Is Dis-Inflation Good For Stocks?

Yesterday was a pretty quiet day in the markets, but one consistent theme that showed up in economic data releases was something we’ve been ahead of the curve on here—and that’s the creep of dis-inflation and potential for deflation (Bloomberg had an article on it yesterday, link here), and I might add two weeks after we started pointing out the commodity crash was forecasting deflation).

Of particular note yesterday, then, was the latest release of the PCE Price Index, which is contained in the Personal Income and Outlays Report.

The PCE Price Index is a measure of inflation – but this one is extra important, because the PCE Price Index is widely assumed to be the Federal Reserve’s favorite measure of inflation.  For March, the PCE Price Index rose only 1% year over year, with the “Core” PCE Price Index rising just 1.1% year over year (core excludes energy and food prices).

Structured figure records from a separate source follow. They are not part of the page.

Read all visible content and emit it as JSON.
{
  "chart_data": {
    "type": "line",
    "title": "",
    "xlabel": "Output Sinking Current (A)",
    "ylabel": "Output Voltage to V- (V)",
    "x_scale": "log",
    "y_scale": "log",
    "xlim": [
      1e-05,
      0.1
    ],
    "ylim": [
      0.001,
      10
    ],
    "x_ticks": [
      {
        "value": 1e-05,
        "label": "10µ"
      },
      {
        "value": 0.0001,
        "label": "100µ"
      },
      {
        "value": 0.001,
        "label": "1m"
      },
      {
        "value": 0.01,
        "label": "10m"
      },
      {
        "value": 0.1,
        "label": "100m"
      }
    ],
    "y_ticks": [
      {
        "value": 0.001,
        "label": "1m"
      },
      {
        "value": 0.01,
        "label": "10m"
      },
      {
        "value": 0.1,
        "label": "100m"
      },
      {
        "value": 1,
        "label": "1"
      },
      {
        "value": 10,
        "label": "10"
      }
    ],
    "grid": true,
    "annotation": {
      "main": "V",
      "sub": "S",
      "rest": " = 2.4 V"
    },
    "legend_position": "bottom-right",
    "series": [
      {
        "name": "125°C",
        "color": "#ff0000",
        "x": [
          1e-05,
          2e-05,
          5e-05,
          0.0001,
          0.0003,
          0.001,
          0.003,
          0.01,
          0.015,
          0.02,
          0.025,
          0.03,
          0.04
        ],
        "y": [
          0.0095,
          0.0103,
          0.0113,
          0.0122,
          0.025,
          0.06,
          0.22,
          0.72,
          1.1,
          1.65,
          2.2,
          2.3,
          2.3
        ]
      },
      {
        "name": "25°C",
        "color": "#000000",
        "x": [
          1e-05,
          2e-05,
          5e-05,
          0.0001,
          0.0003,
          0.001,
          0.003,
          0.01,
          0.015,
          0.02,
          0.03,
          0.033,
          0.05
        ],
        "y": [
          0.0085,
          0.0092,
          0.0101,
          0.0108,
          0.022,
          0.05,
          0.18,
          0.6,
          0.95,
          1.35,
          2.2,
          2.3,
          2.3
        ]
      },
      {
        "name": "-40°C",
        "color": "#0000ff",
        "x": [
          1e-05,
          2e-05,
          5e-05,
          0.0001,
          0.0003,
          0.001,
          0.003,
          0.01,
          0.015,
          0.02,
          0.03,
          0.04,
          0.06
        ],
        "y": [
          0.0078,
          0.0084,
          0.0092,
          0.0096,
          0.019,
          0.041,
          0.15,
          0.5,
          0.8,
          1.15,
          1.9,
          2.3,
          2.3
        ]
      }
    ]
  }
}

1% year-over-year inflation sounds great – but it isn’t.  In fact, it’s something to be worried about.  The Fed wants the year-over-year change in the PCE price index to be around 2%; that’s the level that is seen as healthy inflation.

But, 1% year-over-year increases in PCE Price Index is close to disinflation, which is really one step away from outright deflation – and that is really, really bad for the markets, economy, and risk assets.

The reason stocks were up yesterday is because that low reading on the PCE Price Index is seen as making the Fed continue its QE program for the foreseeable future.  With inflation running so low, the view is that there’s no way the Fed would tighten policy and risk sparking deflation.

This trend is not exclusive the U.S.  Yesterday, German CPI showed a 0.5% month-over-month decline in prices, and year over year, CPI rose just 1.2%.  In Spain, prices rose just 1.5% year over year, falling sharply from last month’s 2.6% year-over-year gain.  All of these year-over-year increases are 1) heading in the wrong direction, meaning the are going lower each month, and 2) well below the 2% inflation considered healthy by the ECB.

Markets have rallied since last week, despite the bad economic data, because it’s assumed the ECB and Fed will become even more accommodative to combat growing dis-inflation and potential deflation.  So, we’re back to this perverse logic where increasing signs of deflation (which is really bad) is somehow good for stock prices in the immediate term because it promises constant QE and interest rate cuts.

But, while it has supported markets for over a week, this is not what we want.  More QE is not good for the market in the medium/longer term.  We have had enough QE!  We need old-fashioned economic growth now—and the longer we go on without it, the greater the negative risks of QE programs become.

Getting bullish of stocks now, because of the prospects of more QE in reaction to a growing global deflation problem, is like hoping you catch pneumonia so you can stay home from school because you’re unprepared for a test.  Yes—it solves the immediate problem in that you skip the test, but the risks of something bad happening simply aren’t worth it.  The key to substantially higher stock prices over the medium term and longer term, and an economy that can actually grow at more than a snails pace for more than a few weeks, is less QE and more inflation—not more QE and deflation.